In the second exercise you will be using the environment simulator from the first assignment, the discrete version of the Unreal Tournament game, as a platform for implementing intelligent adversarial agents. The environment is the same as before, except that now the opposing agent is an intelligent agent, rather than the dumb automaton.
As before, each grid location (square) can be either an obstacle or a free square. An agent can perform the following actions: move forward, turn right, and turn left. The agent state is its grid position, and the direction it is facing (NEWS). A turn is 90 degrees. A motion action always succeeds, unless the agent attempts to move into a wall or to a location occupied by another agent. We will also add a shoot action, which succeeds with probability p, if for an agent facing its opponent with a clear line of sight (where p is a parameter between 0 and 1). Each agent has only k stun-gun charges (that is, can execute the shoot action at most k times). A shot uses up a bullet, obviously, whether successful ot not. A successful shot stuns the opposing agent, which then becomes incapable of any actions (except thinking, and executing "null" actions which do not change the environment) for K turns (a user-provided parameter). Note that a stunned agent still may block a passage, and may even win the game! The game still continues until all flags are collected or a time limit is reached.
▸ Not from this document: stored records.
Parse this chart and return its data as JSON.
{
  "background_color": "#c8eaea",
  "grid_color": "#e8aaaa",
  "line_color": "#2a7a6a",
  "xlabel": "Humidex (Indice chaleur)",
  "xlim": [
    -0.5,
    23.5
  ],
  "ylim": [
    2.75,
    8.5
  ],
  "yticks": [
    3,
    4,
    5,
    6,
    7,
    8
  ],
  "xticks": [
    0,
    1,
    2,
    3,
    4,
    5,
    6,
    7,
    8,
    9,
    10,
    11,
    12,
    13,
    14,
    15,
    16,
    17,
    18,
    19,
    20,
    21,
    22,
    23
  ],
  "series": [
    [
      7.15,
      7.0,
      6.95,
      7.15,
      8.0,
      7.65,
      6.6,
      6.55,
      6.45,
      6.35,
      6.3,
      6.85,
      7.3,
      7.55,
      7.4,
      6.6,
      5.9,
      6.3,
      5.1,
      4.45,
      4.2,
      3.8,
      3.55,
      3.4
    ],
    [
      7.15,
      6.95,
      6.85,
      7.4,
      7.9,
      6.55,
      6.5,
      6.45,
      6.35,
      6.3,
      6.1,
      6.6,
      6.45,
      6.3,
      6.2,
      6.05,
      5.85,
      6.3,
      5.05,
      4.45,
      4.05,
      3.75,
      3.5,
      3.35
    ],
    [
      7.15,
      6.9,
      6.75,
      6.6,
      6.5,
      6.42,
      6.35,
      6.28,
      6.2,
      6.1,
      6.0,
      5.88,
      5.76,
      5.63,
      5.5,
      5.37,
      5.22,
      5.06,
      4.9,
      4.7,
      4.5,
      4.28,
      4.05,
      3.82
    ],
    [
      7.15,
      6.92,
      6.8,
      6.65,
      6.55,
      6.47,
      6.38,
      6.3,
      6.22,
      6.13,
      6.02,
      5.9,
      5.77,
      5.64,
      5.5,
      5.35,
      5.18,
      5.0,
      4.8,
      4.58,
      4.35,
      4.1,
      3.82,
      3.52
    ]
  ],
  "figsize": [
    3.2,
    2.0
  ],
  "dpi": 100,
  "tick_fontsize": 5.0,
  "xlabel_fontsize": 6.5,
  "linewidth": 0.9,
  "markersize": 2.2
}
The type of objects in the game are flags and special objects (such as weapons, ammunition, etc.). The basic assignment again ignores the special objects. As before, each flag has an associated reward value: an agent stepping on a flag earns the reward (essentially "picking up" the flag, which then cannot be picked up again). The goal of the game is to pick flags with total value as high as possible. There is no score modifier for getting stunned or shooting an agent. Stunned agents still get a score for the flags collected, and cannot be "robbed" by the another agent...
The simulator should query the user about the above parameters (k, K, and p), the type of game (see below) as well as other initialization parameters for each agent (type of agent, position and direction).
After the above initialization, the simulator should run each agent in turn, performing the actions retured by the agents, and update the world accordingly. Additionally, the simulator should be capable of displaying the world map after each step, with the appropriate state of the agents and their score. Here there are two types of agent programs: human (i.e. read input from keyboard) and game tree search agent.
Each agent program (a function) works as follows. The agent is called by the simulator, together with a set of observations. The agent returns a move to be carried out in the current world state. The agent is allowed to keep an internal state if needed. In this assignment, the agents can observe the entire state of the world. You should support the following types of games:
Assume that the game ends (and scores are counted) when there are no more flags, or after 100 moves by each agent, whichever comes first. Since the game tree will usually be too big to reach terminal position in the search, you should also implement a heuristic static evaluation function for each game (possibly the same heuristic).
The program and code sent to the grader, by e-mail or otherwise as specified by the grader, a printout of the code and results. A description of your heuristic evaluation functions and their rationale. Set up a time for frontal grading checking of the delivered assignment, in which both members of each team must demonstrate at least some familiarity with their program...
Due date: May 1.